The Lessons of the WASPs
Is it possible to reinvigorate the virtues that characterized the old American elite at its best, while leaving their vices behind?
Flight of the WASP
The Rise, Fall, and Future of America’s Original Ruling Class
by Michael Gross
Atlantic, 470 pp., $30
THE REPORTS OF THE WASPs’ death are greatly exaggerated. Descendants of America’s elite class are still alive and well (and rich). They still attend fancy private schools, still own nice homes, still sit on corporate boards, and still lead lives of quiet luxury. Despite the semiregular obituaries, White Anglo-Saxon Protestants are still alive and kicking, as Michael Gross establishes fairly convincingly in Flight of the WASP—it’s just their influence that’s dearly departed. In his lengthy history, Gross makes the case for why that influence needs to return. Oddly, however, he downplays what actually made WASPs great: their faith.
Gross presents his case through the lives of prominent WASP individuals and families. Through the sketches of these men and their descendants, he assembles a picture of how WASP culture came to be and the virtues it embodied—including, at its best, modesty, a sense of honor and duty, civic engagement, and, of course, noblesse oblige.
Gross’s argument is not that we need a full-throated WASP revival, just a cherry-picking of WASP virtues. At a time when our political and social life is characterized by “tribalism, anger, emotion, blind loyalty, and a generalized lust for retribution,” Gross writes, “there is a yawning void where the best of WASP culture might make a difference again.”
Serious emphasis must be placed on “the best of.” Because alongside tales of role models and heroes from the colonial era through today—like Gamaliel Bradford IV (1795–1839), who almost became a Catholic priest and was a prominent abolitionist in the early years of the republic, or Frederick Henry Osborn III (born 1946), a philanthropist and fundraiser for the Episcopal Church—Gross also chronicles the vices of WASPs with stories of prominent men whose legacies were compromised by the terrible things they did.
Take Jack Randolph, for example. A member of one of the FFVs—First Families of Virginia—he was an influential leader in early American history who helped shape how Congress worked. He was also a major slave owner and an avid defender of slavery.
Or Henry Fairfield Osborn, a leading scientist in the late nineteenth and early twentieth century who helped create the American Museum of Natural History. He also advanced eugenic-based white supremacism. (Several other Osborns also played prominent roles in the American eugenics movement.)
Or Lewis Cass, who served in the U.S. Army during the War of 1812 and in government for decades following as a congressman, senator, secretary of state, secretary of defense, territorial governor, and ambassador.
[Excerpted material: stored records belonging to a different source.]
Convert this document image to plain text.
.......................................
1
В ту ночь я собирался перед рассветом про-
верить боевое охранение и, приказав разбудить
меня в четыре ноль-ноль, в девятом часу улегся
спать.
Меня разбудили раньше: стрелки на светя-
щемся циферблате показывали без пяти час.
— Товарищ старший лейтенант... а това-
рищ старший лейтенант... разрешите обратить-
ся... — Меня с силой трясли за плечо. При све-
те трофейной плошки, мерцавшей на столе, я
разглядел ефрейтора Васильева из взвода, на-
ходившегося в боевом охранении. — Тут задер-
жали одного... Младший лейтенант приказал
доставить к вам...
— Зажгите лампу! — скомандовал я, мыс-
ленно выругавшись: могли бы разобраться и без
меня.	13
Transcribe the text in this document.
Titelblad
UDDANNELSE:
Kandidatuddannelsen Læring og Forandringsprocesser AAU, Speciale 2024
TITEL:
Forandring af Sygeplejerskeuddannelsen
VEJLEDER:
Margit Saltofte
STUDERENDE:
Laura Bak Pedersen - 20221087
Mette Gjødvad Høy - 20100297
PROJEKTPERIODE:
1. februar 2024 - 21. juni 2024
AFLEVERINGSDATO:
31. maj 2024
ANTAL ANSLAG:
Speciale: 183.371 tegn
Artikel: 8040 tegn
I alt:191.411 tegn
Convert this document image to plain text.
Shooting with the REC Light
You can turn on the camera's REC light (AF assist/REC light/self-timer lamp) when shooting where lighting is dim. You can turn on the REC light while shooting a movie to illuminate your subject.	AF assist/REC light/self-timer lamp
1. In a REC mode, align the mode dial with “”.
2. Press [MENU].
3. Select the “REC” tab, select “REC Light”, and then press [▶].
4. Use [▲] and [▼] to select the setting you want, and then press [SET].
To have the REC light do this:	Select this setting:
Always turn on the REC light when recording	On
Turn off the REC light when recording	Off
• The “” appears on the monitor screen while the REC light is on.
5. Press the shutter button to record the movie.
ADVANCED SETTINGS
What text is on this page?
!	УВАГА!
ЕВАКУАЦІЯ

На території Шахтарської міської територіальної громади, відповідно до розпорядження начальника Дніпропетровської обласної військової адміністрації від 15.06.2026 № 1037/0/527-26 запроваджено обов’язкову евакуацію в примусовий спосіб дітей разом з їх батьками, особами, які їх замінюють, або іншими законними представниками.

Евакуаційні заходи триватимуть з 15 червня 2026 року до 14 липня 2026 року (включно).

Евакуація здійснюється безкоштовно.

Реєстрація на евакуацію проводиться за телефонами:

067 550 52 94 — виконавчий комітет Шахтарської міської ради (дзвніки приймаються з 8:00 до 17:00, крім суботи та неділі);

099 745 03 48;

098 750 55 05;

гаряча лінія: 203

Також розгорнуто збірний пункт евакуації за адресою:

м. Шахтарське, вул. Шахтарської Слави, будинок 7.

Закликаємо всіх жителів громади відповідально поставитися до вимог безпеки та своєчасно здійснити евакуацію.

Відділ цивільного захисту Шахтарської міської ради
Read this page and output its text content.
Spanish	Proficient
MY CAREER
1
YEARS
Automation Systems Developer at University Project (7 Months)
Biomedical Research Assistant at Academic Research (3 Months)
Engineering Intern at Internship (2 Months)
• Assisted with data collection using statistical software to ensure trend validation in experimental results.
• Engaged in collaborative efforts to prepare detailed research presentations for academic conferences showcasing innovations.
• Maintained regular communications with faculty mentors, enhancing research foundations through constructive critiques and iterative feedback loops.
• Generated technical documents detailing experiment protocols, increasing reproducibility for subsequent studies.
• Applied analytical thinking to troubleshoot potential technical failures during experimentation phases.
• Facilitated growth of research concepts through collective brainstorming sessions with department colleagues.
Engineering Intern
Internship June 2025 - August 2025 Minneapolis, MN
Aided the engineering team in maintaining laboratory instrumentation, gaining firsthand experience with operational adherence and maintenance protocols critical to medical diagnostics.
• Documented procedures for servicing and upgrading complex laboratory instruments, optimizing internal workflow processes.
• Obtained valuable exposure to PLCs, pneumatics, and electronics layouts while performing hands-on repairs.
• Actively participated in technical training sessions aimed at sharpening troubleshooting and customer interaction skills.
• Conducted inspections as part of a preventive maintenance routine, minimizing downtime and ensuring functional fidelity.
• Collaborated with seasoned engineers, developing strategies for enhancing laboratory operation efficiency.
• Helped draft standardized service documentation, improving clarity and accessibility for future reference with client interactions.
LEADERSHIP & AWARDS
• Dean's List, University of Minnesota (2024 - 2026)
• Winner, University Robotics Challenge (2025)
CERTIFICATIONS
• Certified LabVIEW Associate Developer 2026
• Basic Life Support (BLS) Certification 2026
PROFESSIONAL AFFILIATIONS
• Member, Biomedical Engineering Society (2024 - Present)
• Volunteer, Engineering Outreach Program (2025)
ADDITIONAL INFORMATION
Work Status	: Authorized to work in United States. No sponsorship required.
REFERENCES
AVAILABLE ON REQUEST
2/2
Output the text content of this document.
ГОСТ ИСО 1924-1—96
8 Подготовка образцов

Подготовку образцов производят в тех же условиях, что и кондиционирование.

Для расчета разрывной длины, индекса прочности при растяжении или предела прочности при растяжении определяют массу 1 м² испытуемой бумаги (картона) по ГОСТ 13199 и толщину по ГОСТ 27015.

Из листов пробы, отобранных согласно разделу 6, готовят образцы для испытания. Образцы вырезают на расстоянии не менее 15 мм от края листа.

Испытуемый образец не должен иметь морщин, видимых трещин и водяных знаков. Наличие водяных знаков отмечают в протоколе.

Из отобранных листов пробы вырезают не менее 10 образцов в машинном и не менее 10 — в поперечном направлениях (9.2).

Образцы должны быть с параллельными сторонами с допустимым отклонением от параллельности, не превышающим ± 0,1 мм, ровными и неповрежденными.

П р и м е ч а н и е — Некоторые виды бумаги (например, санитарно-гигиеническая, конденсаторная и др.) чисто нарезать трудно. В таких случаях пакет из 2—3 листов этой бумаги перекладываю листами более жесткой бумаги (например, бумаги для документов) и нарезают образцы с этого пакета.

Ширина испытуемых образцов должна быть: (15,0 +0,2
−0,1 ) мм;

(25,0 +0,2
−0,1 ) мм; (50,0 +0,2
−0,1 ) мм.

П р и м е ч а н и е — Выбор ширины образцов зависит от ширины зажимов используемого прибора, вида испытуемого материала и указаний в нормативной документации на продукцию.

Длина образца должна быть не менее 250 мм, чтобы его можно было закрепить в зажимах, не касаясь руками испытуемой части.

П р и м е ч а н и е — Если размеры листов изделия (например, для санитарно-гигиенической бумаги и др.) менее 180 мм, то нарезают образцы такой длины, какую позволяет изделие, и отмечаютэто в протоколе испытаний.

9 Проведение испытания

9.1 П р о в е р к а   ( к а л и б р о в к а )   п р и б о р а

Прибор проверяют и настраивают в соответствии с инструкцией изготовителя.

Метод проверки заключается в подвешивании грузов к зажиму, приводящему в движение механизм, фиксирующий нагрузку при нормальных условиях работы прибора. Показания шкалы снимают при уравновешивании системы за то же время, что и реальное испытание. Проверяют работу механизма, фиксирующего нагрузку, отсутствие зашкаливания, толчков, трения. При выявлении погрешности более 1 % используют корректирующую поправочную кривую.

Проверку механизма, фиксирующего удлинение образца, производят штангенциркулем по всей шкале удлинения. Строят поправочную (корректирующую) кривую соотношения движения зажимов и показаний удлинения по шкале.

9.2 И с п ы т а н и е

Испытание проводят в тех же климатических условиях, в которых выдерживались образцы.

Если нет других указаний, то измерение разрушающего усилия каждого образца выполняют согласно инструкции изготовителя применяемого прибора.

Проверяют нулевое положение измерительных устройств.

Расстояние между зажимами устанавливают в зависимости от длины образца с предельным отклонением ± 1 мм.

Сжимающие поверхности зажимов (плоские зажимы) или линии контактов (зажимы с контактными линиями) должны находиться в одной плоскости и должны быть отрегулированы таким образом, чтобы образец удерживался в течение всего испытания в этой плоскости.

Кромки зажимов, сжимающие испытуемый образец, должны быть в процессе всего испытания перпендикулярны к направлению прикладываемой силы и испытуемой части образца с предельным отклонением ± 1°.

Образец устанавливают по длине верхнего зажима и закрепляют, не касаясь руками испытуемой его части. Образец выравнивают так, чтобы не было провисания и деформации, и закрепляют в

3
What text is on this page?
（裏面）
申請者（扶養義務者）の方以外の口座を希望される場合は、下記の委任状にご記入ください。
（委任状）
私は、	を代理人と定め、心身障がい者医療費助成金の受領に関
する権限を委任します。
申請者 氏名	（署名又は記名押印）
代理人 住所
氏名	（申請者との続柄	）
He also helped enact President Andrew Jackson’s brutal Native American policies.
IT DOESN’T TAKE A STATISTICAL BREAKDOWN of the individuals Gross profiles for the pattern to become clear: The “White, Anglo-Saxon” part of the equation is responsible for most of the nasty bits of WASP history. What redeeming qualities WASPs possess tended to be born out of the “Protestant” component. It seems odd, then, to call for a second look at WASPs in general when calling for some sort of religious revival would more directly speak to the problems Gross has identified. To borrow a line from The Social Network: Drop the “White, Anglo-Saxon.” Just “Protestant.” It’s cleaner.
The defining characteristic of the WASPs’ Protestantism, in Gross’s analysis, is the premium it places on active participation. It’s true that there is serious value in this approach to Christianity: Even when superficial, it leads to engagement such as church attendance, community participation, and charity work. (It should be noted that a WASP approach to religion is not inherently a Protestant one: Gamaliel Bradford IV attended Catholic seminary, for example, and Gross cites President Joe Biden, a Catholic, as aligned with the WASP values he admires.)
Even with the collapse of attendance rates in mainline Protestantism, there are still remnants of this “elite” Christianity today. Consider the connection between religious and community participation and higher education, a hallmark of today’s elite class. Surveys done over the last decade have consistently found that Christians with higher rates of education are more likely to attend religious services and read the Bible more than their less-educated fellow Christians. And both those who attend church regularly and those who have higher educational attainment are more likely to volunteer and donate to charities. One survey found that Christians with higher education levels are more likely to convert to a mainline Protestant denomination historically associated with WASPs.
Contrast that with the strand of evangelical Christianity that has largely displaced the mainline as the face of vibrant Protestantism in American life. A shift among Protestant evangelicals in the last two decades has meant that, for many of them, their Christianity has become a sort of political identity class. The epitome of this is the hardcore Trump base of evangelicals who don’t go to church.
If we are to recover from the civic ills Gross identifies—his book ends by lamenting our current “selfish, narcissistic, tribal, atomized condition”—we should try to learn from what the WASPs did right. Gross’s study is a valuable first step, but there’s room for a much richer investigation of the P in WASP, and of how the modes of WASP Christianity were associated with their political, civic, and social contributions to our country.